Qual è la linea difensiva dei tre pm che hanno coordinato la prima inchiesta sulla morte di Rossi? Il punto cardine sarà dimostrare che il colonnello Aglieco non era in quell’ufficio al terzo piano del Monte; o almeno non c’era quando la sera del 6 marzo 2013, alle 21,59, è squillato il telefono con la chiamata dell’onorevole Santanché. La ricostruzione degli eventi che i magistrati porteranno a loro difesa parte da questa assenza: Aglieco non poteva essere lì, prima c’era stato una specie di ’conflitto di competenze’ con la questura. E il pm Marini, fuori dall’ufficio di Rossi, avrebbe sciolto il nodo, assegnando le indagini alla questura. Di conseguenza il colonnello sarebbe uscito dal Monte e tornato dalle parti del vicolo Monte Pio.

Secondo tassello, i tabulati Fastweb, già allegati agli atti. Riportano le ultime chiamate al numero di Rossi, c’è anche quella delle 21,59 con il numero della Santanché e la scritta, ’38 secondi, suona libero, nessuna risposta’. E’ la pezza d’appoggio che Antonino Nastasi userà per smentire di aver risposto al cellulare e di aver detto ’sono il pubblico ministero, richiami’, come sostenuto da Aglieco.

Terza difesa, i bigliettini stracciati con le scritte ’...ho fatto una cazzata...’: secondo i pm sarebbe stato uno dei carabinieri a scorgerli nel cestino e a indicarli ai magistrati. Qui poi i ricordi divergono su chi li abbia presi e ’stesi’ sulla scrivania. Ma nessuno avrebbe rovesciato il cestino sul tavolo.

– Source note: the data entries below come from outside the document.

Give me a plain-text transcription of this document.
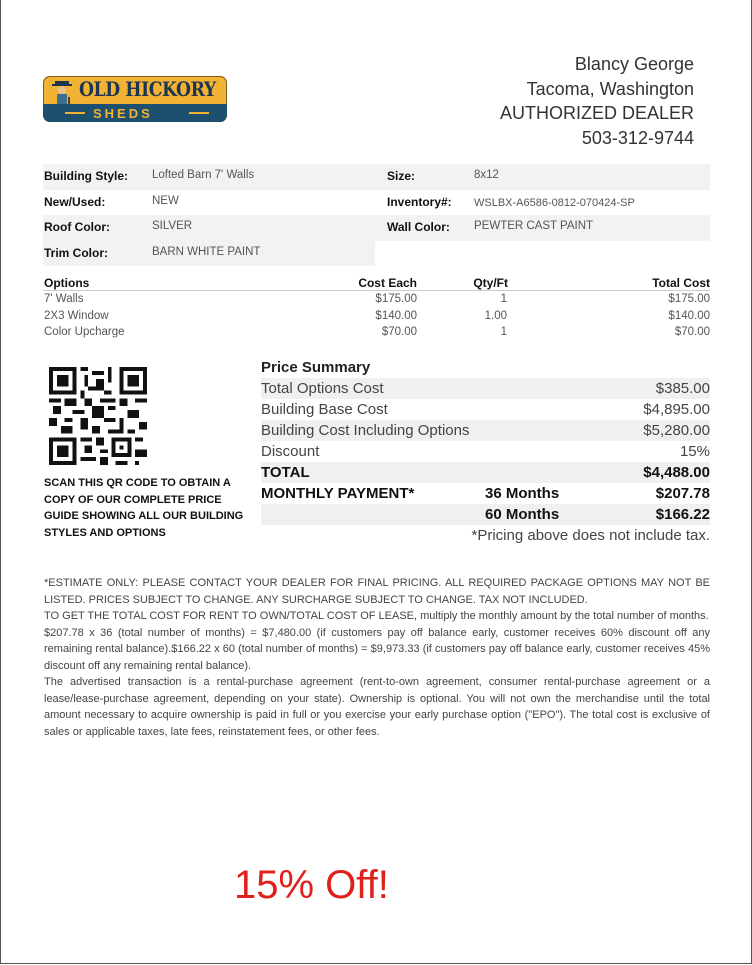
OLD HICKORY
SHEDS
Blancy George
Tacoma, Washington
AUTHORIZED DEALER
503-312-9744
Building Style: Lofted Barn 7' Walls	Size:	8x12
New/Used:	NEW	Inventory#: WSLBX-A6586-0812-070424-SP
Roof Color:	SILVER	Wall Color: PEWTER CAST PAINT
Trim Color:	BARN WHITE PAINT
Options	Cost Each	Qty/Ft	Total Cost
7' Walls	$175.00	1	$175.00
2X3 Window	$140.00	1.00	$140.00
Color Upcharge	$70.00	1	$70.00
SCAN THIS QR CODE TO OBTAIN A COPY OF OUR COMPLETE PRICE GUIDE SHOWING ALL OUR BUILDING STYLES AND OPTIONS
Price Summary
Total Options Cost	$385.00
Building Base Cost	$4,895.00
Building Cost Including Options	$5,280.00
Discount	15%
TOTAL	$4,488.00
MONTHLY PAYMENT*	36 Months	$207.78
60 Months	$166.22
*Pricing above does not include tax.

*ESTIMATE ONLY: PLEASE CONTACT YOUR DEALER FOR FINAL PRICING. ALL REQUIRED PACKAGE OPTIONS MAY NOT BE LISTED. PRICES SUBJECT TO CHANGE. ANY SURCHARGE SUBJECT TO CHANGE. TAX NOT INCLUDED.

TO GET THE TOTAL COST FOR RENT TO OWN/TOTAL COST OF LEASE, multiply the monthly amount by the total number of months.

$207.78 x 36 (total number of months) = $7,480.00 (if customers pay off balance early, customer receives 60% discount off any remaining rental balance).$166.22 x 60 (total number of months) = $9,973.33 (if customers pay off balance early, customer receives 45% discount off any remaining rental balance).

The advertised transaction is a rental-purchase agreement (rent-to-own agreement, consumer rental-purchase agreement or a lease/lease-purchase agreement, depending on your state). Ownership is optional. You will not own the merchandise until the total amount necessary to acquire ownership is paid in full or you exercise your early purchase option ("EPO"). The total cost is exclusive of sales or applicable taxes, late fees, reinstatement fees, or other fees.

15% Off!
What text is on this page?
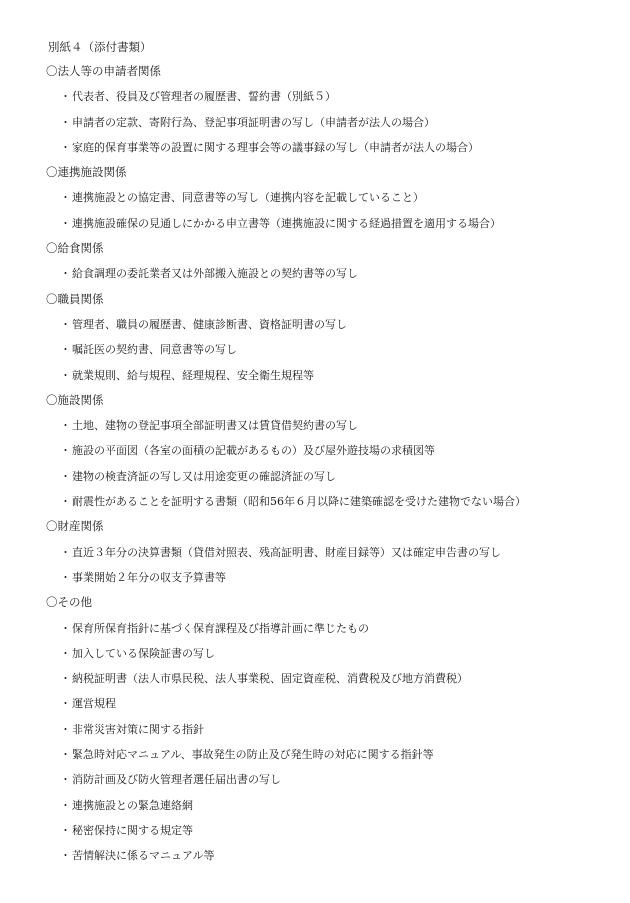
別紙４（添付書類）
〇法人等の申請者関係
・代表者、役員及び管理者の履歴書、誓約書（別紙５）
・申請者の定款、寄附行為、登記事項証明書の写し（申請者が法人の場合）
・家庭的保育事業等の設置に関する理事会等の議事録の写し（申請者が法人の場合）
〇連携施設関係
・連携施設との協定書、同意書等の写し（連携内容を記載していること）
・連携施設確保の見通しにかかる申立書等（連携施設に関する経過措置を適用する場合）
〇給食関係
・給食調理の委託業者又は外部搬入施設との契約書等の写し
〇職員関係
・管理者、職員の履歴書、健康診断書、資格証明書の写し
・嘱託医の契約書、同意書等の写し
・就業規則、給与規程、経理規程、安全衛生規程等
〇施設関係
・土地、建物の登記事項全部証明書又は賃貸借契約書の写し
・施設の平面図（各室の面積の記載があるもの）及び屋外遊技場の求積図等
・建物の検査済証の写し又は用途変更の確認済証の写し
・耐震性があることを証明する書類（昭和56年６月以降に建築確認を受けた建物でない場合）
〇財産関係
・直近３年分の決算書類（貸借対照表、残高証明書、財産目録等）又は確定申告書の写し
・事業開始２年分の収支予算書等
〇その他
・保育所保育指針に基づく保育課程及び指導計画に準じたもの
・加入している保険証書の写し
・納税証明書（法人市県民税、法人事業税、固定資産税、消費税及び地方消費税）
・運営規程
・非常災害対策に関する指針
・緊急時対応マニュアル、事故発生の防止及び発生時の対応に関する指針等
・消防計画及び防火管理者選任届出書の写し
・連携施設との緊急連絡網
・秘密保持に関する規定等
・苦情解決に係るマニュアル等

Poi ci sono le 61 foto e i 2 video spuntati da pochi giorni: i pm fanno leva sul fascicolo dei rilievi tecnici eseguiti dall’assistente di polizia Federica Romano. Che nella parte relativa al’ufficio, inizia con "la porta chiusa a chiave e sigillata", elenca il contenuto della stanza, compreso il cestino con i fazzoletti, cita la finestra "in vetro doppio, ..in atto chiusa". Poi scrive: "Durante il sopralluogo i pm hanno mostrato per documentarle, tre lettere lasciate probabilmente da Rossi e rinvenute nel cestino da loro stessi". E chiude il rapporto con "nr.60 rilievi fotografici corredati dalle rispettive didascalie, come di seguito riportate". Non c’è una riga su altre foto e video girati, i pm sosterranno che per loro non esistevano, la scientifica parlò solo di 60 scatti.